In 2009, Senator Hendon was a principal proponent of a bill for $31 billion in capital-spending for education passed in May by the state Legislature. Part of the bill would have ensured that 40 million in funds would go to Chicago State University for a West Side campus. The interim president said he had no knowledge of plans for West Side branch. However, a 2007 feasibility study indicated strong community and prospective student support for a satellite campus. He resigned his elected office in the Illinois State on 2/24/11.

== Controversies ==
In October 2010, a federal grand jury issued subpoenas for state grants sponsored by Hendon, and there is currently an investigation going on regarding those grants. In that same month, Hendon made "nasty" remarks about State Senator Bill Brady, who was the Republican nominee for Governor. While introducing Illinois Governor Pat Quinn, Hendon told the crowd that he had "never served with such an idiotic, racist, sexist, homophobic person in my life... If you think that women have no rights whatsoever, except to have his children, vote for Bill Brady.
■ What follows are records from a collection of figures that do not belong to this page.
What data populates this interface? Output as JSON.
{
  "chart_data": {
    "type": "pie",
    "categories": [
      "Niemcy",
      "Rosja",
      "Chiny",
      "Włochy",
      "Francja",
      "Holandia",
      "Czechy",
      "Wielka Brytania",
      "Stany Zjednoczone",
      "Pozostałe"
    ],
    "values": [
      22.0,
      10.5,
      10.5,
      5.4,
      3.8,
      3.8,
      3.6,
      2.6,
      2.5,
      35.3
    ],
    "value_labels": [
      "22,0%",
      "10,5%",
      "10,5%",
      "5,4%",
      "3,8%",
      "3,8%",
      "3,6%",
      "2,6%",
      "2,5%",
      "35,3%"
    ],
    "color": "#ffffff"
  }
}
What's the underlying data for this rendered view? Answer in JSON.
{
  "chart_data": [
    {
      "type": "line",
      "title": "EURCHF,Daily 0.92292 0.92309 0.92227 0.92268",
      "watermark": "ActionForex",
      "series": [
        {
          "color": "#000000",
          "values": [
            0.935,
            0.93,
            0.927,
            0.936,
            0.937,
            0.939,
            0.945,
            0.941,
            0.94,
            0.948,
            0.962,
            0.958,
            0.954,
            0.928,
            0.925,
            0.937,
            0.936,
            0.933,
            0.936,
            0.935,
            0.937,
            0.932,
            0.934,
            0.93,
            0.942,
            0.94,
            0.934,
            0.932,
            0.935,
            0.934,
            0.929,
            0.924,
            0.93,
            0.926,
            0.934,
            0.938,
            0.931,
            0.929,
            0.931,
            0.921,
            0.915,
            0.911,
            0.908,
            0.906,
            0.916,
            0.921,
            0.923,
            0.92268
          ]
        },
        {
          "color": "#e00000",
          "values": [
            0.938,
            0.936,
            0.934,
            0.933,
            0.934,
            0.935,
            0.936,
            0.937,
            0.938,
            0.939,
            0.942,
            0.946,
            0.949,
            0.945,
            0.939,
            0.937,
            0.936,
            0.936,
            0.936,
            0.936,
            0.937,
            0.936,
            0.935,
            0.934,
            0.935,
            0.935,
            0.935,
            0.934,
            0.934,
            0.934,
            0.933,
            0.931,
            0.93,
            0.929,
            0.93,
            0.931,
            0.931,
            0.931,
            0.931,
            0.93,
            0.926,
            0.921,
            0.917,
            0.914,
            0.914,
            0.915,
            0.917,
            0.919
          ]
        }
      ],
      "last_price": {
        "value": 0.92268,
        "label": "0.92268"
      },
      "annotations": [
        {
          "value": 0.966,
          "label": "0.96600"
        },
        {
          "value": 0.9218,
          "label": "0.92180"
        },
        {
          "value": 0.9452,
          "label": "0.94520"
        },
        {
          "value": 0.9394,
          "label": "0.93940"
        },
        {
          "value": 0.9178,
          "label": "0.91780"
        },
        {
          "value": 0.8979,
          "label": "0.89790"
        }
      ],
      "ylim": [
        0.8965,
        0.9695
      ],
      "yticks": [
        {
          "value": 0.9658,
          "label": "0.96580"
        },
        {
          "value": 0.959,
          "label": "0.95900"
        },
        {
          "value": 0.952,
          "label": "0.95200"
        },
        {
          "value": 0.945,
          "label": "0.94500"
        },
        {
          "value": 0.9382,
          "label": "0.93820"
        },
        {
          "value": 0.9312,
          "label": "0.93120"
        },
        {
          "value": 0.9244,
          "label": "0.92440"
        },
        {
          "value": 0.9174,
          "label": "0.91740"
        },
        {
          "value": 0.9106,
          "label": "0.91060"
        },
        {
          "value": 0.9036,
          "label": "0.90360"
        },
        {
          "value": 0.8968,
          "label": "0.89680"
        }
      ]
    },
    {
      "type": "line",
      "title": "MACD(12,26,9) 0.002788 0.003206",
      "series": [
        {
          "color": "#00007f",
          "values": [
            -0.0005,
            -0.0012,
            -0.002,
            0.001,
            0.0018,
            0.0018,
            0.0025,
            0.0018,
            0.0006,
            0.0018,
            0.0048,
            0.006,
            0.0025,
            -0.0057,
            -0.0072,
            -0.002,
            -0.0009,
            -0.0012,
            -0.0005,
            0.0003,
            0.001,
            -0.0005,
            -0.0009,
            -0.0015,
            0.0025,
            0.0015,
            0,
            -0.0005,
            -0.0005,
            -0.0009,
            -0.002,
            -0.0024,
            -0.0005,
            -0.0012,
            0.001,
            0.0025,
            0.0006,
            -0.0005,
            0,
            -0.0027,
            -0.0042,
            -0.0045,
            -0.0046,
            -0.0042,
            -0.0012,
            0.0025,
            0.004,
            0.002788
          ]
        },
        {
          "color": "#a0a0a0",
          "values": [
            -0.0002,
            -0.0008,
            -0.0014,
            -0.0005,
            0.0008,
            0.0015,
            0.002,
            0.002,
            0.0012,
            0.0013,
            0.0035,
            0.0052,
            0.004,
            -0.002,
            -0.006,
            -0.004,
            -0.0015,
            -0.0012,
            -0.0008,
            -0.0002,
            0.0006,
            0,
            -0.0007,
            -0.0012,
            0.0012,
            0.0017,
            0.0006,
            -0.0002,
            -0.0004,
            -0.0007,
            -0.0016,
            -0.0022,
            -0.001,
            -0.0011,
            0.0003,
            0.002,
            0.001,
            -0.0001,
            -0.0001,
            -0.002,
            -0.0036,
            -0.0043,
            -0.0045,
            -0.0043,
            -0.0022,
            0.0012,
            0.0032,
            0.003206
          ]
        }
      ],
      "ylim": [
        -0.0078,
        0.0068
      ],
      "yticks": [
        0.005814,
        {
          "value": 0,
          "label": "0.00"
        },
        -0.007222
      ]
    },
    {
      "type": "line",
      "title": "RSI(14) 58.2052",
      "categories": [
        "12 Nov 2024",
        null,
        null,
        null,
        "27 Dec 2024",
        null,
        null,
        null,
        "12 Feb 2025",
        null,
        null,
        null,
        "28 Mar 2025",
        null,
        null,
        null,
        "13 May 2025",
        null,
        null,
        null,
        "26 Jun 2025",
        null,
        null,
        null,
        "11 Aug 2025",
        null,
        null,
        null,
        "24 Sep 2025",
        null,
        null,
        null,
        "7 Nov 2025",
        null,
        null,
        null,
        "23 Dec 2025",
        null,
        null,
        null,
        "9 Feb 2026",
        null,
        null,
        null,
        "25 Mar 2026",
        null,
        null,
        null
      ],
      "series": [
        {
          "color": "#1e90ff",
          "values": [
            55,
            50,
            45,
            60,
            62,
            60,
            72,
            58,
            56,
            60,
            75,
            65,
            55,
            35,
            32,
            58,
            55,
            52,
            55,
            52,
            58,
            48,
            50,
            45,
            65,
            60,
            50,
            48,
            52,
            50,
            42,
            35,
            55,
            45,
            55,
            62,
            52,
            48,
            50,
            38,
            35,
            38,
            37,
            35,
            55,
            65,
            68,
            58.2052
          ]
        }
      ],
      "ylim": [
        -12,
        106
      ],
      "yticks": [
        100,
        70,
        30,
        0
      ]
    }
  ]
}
If you think gay and lesbian people need to be locked up and shot in the head, vote for Bill Brady." Hendon's remarks were immediately disavowed by Governor Quinn, among others, and Hendon was sharply criticized by members of the Illinois media. Hendon later tried to apologize to Brady on the Senate floor, but Brady would not accept his apology.

== Personal life ==
Hendon was born in Cleveland, Ohio. He and his wife, Dawn, have five children. They attend Mt. Sinai Baptist Church. Hendon was leader of the Senate softball team. In 1992 he wrote and starred in the film "Butterscotch and Chocolate."